There is one population who will not be visiting their hometowns during Chuseok: North Korean refugees. These people are permanently severed from their families and friends who are still caught in the country. They cannot call or write into North Korea. There is no form of Zoom or Facetime they can use to virtually join these celebrations. Most ties are all but severed.
Consider what it might feel like to be alone on Christmas as the world around joins their families to celebrate. North Koreans already feel isolated in South Korea but this shared holiday highlights this cold reality.

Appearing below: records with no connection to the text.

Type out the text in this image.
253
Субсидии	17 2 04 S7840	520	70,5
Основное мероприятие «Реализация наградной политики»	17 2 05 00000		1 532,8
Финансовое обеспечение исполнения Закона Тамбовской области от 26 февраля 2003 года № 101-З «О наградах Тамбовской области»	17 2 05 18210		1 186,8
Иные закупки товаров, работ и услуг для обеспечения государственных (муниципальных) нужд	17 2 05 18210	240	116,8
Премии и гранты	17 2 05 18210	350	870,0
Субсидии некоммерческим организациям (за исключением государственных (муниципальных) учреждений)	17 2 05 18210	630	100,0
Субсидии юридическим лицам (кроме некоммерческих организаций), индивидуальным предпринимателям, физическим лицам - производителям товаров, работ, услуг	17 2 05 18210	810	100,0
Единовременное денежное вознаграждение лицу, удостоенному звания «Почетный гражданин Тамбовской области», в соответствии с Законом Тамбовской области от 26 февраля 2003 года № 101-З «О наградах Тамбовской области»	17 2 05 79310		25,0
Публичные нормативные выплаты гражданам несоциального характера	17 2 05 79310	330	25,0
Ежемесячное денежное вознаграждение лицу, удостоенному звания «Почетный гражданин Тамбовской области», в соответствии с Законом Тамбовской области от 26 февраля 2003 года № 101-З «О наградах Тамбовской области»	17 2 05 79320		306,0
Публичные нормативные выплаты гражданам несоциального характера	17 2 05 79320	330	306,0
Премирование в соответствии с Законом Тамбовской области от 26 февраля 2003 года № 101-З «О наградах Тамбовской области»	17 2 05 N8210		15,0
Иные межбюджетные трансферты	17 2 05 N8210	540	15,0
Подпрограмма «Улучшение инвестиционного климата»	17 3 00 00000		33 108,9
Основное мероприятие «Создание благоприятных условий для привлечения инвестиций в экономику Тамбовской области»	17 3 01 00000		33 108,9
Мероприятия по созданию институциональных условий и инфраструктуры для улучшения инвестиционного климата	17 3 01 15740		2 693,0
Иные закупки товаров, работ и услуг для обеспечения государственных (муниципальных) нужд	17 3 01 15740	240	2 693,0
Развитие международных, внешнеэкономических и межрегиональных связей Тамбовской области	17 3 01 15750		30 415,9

North Korean refugees in South Korea typically gather with fellow North Korean friends and engage in heavy drinking, according to our staff in South Korea. In the absence of immediate family, they gather with people who come from the same hometown in North Korea. Some celebrate with people who they came into South Korea with, people they can share their earliest memories of their new country.
The holiday starts with families visiting the gravesites of their ancestors to pay respect, something that is impossible for North Korean refugees to do. Chuseok celebrations then focus on food, specifically songpyeon, a rice cake with sweet fillings such as red bean, chestnuts, dates or honey. But for North Koreans, reminders of how food ran dry during the famine often pepper their feelings of nostalgia with pain.
Elim House resident “Kristine” remembers when she was a little girl in her hometown eating songpyeon and traditional Korean vegetables such as bean sprouts. In North Korea before the famine, Kristine’s family made a large amount of songpyeon and brought it to her grandparents' tomb. After bowing three times, she remembers sitting around and feasting. The famine changed all of this, she said.
When the famine took hold in the late 90s, there was nothing to eat and no more rice cake to make on Chuseok. This is when she decided to make the dangerous journey across the river to China.
This Chuseok, our South Korea team will celebrate with our Elim House residents and enjoy traditional food and activities together like a family. The celebration will be centered around God’s goodness in the lives of the refugees. Though this holiday is often a painful reminder of the homes and families they left, there is much to be thankful for: a safe place to stay, people who are there to help them rebuild their lives, and the love of their Heavenly Father.